For one thing, it’s very easy to get stuck here. I have a feeling that most teachers who’ve been in Asia for more than a few years would have a hard time readjusting to living in their homeland. The work pays better, demands less, and the side benefits — free housing, in Korea, as well as good food, and social benefits — all add up. It doesn’t help that Canada has no job market to speak of unless you’re willing to work for minimum wage and scrape for years. So, “student loans” is a good answer to that last question, and so is lethargy.
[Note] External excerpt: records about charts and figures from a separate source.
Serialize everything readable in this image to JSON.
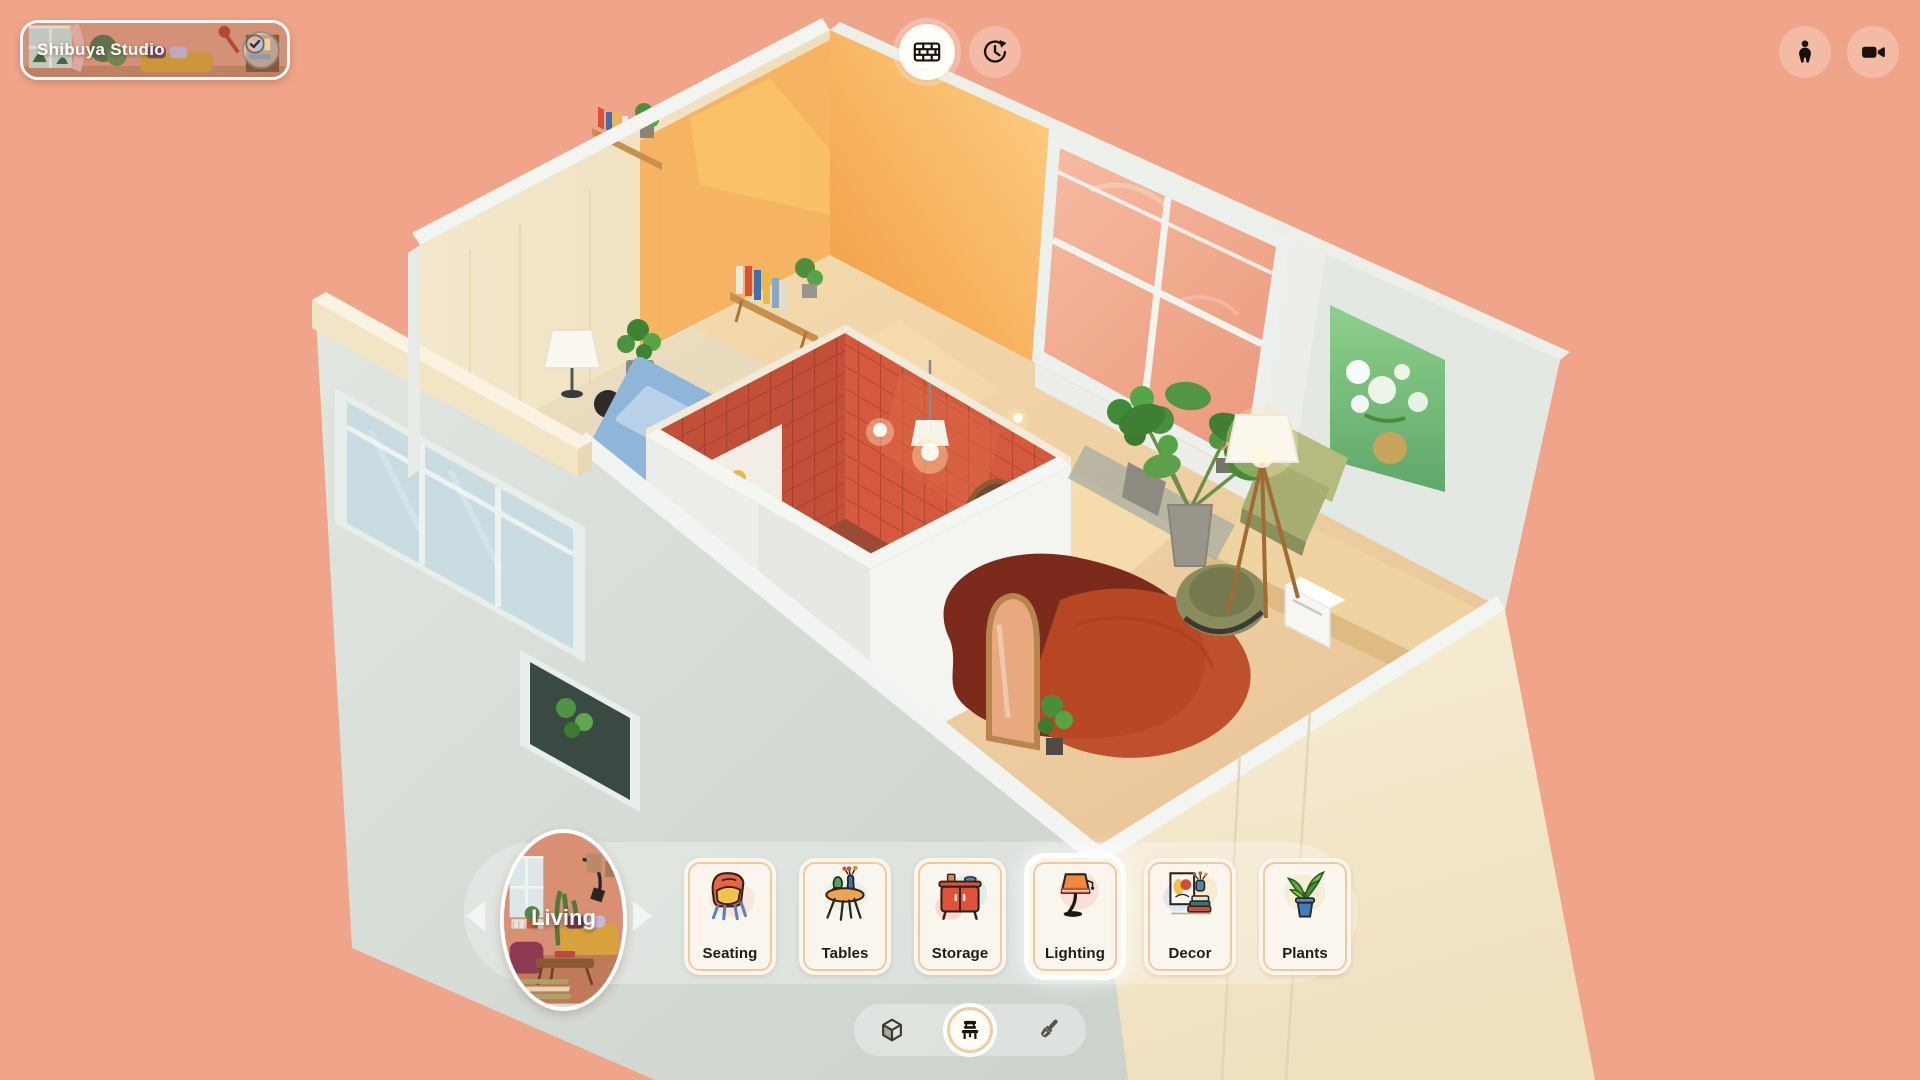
{
  "app": {
    "background_color": "#F0A58A",
    "accent_color": "#F1C9A0",
    "panel_color": "rgba(255,255,255,0.3)"
  },
  "header": {
    "project_title": "Shibuya Studio",
    "badge_icon": "check-icon"
  },
  "top_center_buttons": [
    {
      "id": "wall-view",
      "icon": "brick-wall-icon",
      "active": true
    },
    {
      "id": "history",
      "icon": "history-clock-icon",
      "active": false
    }
  ],
  "top_right_buttons": [
    {
      "id": "character",
      "icon": "person-icon"
    },
    {
      "id": "camera",
      "icon": "video-camera-icon"
    }
  ],
  "room_selector": {
    "current_room": "Living",
    "has_prev": true,
    "has_next": true
  },
  "categories": [
    {
      "label": "Seating",
      "icon": "armchair-illustration",
      "highlighted": false
    },
    {
      "label": "Tables",
      "icon": "side-table-illustration",
      "highlighted": false
    },
    {
      "label": "Storage",
      "icon": "cabinet-illustration",
      "highlighted": false
    },
    {
      "label": "Lighting",
      "icon": "table-lamp-illustration",
      "highlighted": true
    },
    {
      "label": "Decor",
      "icon": "frame-books-illustration",
      "highlighted": false
    },
    {
      "label": "Plants",
      "icon": "potted-plant-illustration",
      "highlighted": false
    }
  ],
  "mode_bar": {
    "modes": [
      {
        "id": "build",
        "icon": "cube-icon",
        "selected": false
      },
      {
        "id": "furnish",
        "icon": "chair-icon",
        "selected": true
      },
      {
        "id": "paint",
        "icon": "paintbrush-icon",
        "selected": false
      }
    ]
  },
  "scene": {
    "view": "isometric dollhouse apartment",
    "colors": {
      "background": "#F0A58A",
      "outer_wall": "#D8DED8",
      "outer_wall_cream": "#F4EBD2",
      "plywood_wall": "#F1E5C8",
      "sunlit_wall": "#F7AC52",
      "window_glass": "#F2AE93",
      "floor_wood": "#EFD2A6",
      "bathroom_tile": "#C8503A",
      "bed_blue": "#8FB6D8",
      "rug_dark_red": "#7C2A1C",
      "rug_orange_red": "#BC4A26",
      "painting_green": "#7CC27E",
      "plant_green": "#3F7F33"
    }
  }
}
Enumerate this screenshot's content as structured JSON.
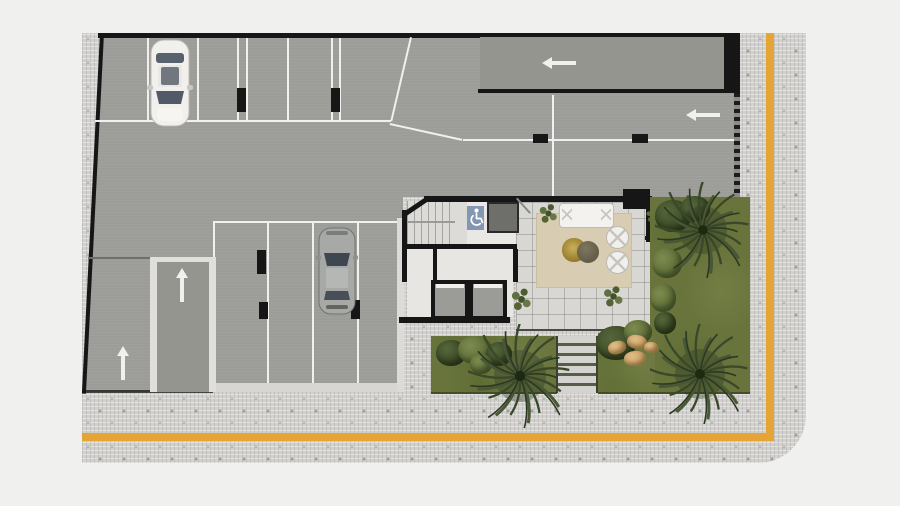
{
  "canvas": {
    "width_px": 900,
    "height_px": 506,
    "background_color": "#f0f0ef"
  },
  "plan_kind": "architectural ground-floor plan: parking garage, building core, lobby, gardens and street sidewalk",
  "colors": {
    "asphalt": "#9c9c99",
    "walls": "#161616",
    "lane_markings": "#f0f0ee",
    "sidewalk_pavers": "#d2d1cd",
    "tactile_stripe": "#e4a436",
    "lobby_tile": "#d8d7d3",
    "rug": "#d8ccb2",
    "grass": "#68743c",
    "accessible_blue": "#8397b2",
    "elevator_equipment_gray": "#6e6e6b",
    "boulder_tan": "#c29a60"
  },
  "sidewalk": {
    "shape": "L-shaped strip along right and bottom edges",
    "corner": "rounded bottom-right corner",
    "tactile_stripe": {
      "color": "#e4a436",
      "layout": "vertical stripe near right edge turning into horizontal stripe near bottom edge"
    }
  },
  "parking": {
    "rows": [
      {
        "id": "top-row",
        "stalls": 6,
        "occupied_stalls": 1,
        "column_wheel_stops": 2
      },
      {
        "id": "right-row",
        "stalls": 2,
        "column_wheel_stops": 2
      },
      {
        "id": "bottom-row",
        "stalls": 4,
        "occupied_stalls": 1,
        "column_wheel_stops": 3
      }
    ],
    "vehicles": [
      {
        "type": "car",
        "color": "white",
        "facing": "down",
        "location": "top-row second stall"
      },
      {
        "type": "car",
        "color": "silver",
        "facing": "up",
        "location": "bottom-row third stall"
      }
    ],
    "traffic_arrows": [
      {
        "direction": "left",
        "area": "upper entry ramp"
      },
      {
        "direction": "left",
        "area": "entry lane from street"
      },
      {
        "direction": "up",
        "area": "inner ramp between walls"
      },
      {
        "direction": "up",
        "area": "left exit lane"
      }
    ],
    "ramp_wall_color": "#e0dfdb"
  },
  "building_core": {
    "stairs": {
      "flights": 2
    },
    "elevator_shafts": 2,
    "equipment_square": {
      "color": "#6e6e6b"
    },
    "accessible_zone": {
      "icon": "wheelchair-icon",
      "background": "#8397b2"
    }
  },
  "lobby": {
    "floor": "tile grid",
    "rug": {
      "color": "#d8ccb2"
    },
    "furniture": [
      {
        "item": "sofa",
        "color": "white"
      },
      {
        "item": "coffee-table",
        "color": "olive-brown"
      },
      {
        "item": "round-chair",
        "count": 2,
        "color": "white"
      },
      {
        "item": "planter-shrub",
        "count": 4
      }
    ]
  },
  "landscaping": {
    "palm_trees": 3,
    "garden_beds": 3,
    "boulders": 4,
    "exterior_step_treads": 6,
    "bushes": "multiple dark and light green clusters"
  }
}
Then there’s the guys like me: I’m engaged to a Korean. I could, very easily, start working elsewhere at some point. I have the right to a British passport, so I could teach in, say, Italy or Germany or France quite easily. I could get a gig in Japan, or China, or somewhere like Thailand. But my fiancée has a life here, and, what’s more, that life could not be as easily picked up and carried on elsewhere. (Medical licensing is a pain in the ass. Important, mind you. Just inconvenient for us.) She has seen me get progressively more frustrated with Korea, and even said I should feel free to take a job elsewhere for a year, but you know, the long and short of it is, for the relationship, I’ll be spending time here that otherwise might be spent elsewhere. And that in itself makes one sometimes feel critical of the society where one lives.
But there’s a last point which Zocalo’s comment itself noted: it’s politically incorrect to tell an immigrant or foreigner, “If you don’t like it, why not screw off back to your own country?” Even when it’s obvious someone should leave, they’re burned out, there’s a problem with saying it, which is this: it presupposes that people complain out of snide hatred, or a sense of superiority. I often tell my fiancée that I complain not out of dislike for the people I deal with daily, but because I do care. I get infuriated when students tell me that for cultural reasons, they cannot defy their parents’ decree and study what they feel passionate about; I get infuriated when a Chinese student comes to me with stories of racial discrimination by a professor in one of her other classes. If I’m angry, or complaining, it’s because I care about these people, their struggles and frustrations, or about my own. And my own personal frustrations are valid, even if I was not born here. I pay my taxes, I contribute to this society as best I can. And I work very hard at my job, something else I wouldn’t do if I didn’t care.
Anyway, I think that’s enough for one night. I hope I haven’t roped myself into the imperialist white male bastard expat group. I try to be optimistic and I’m trying to be less hypercritical of Korea these days. Meeting up with friends like Xuechen (whom I saw on Friday) and Charles (whom I saw yesterday) helps. And the microbrews I had with those friends help, too.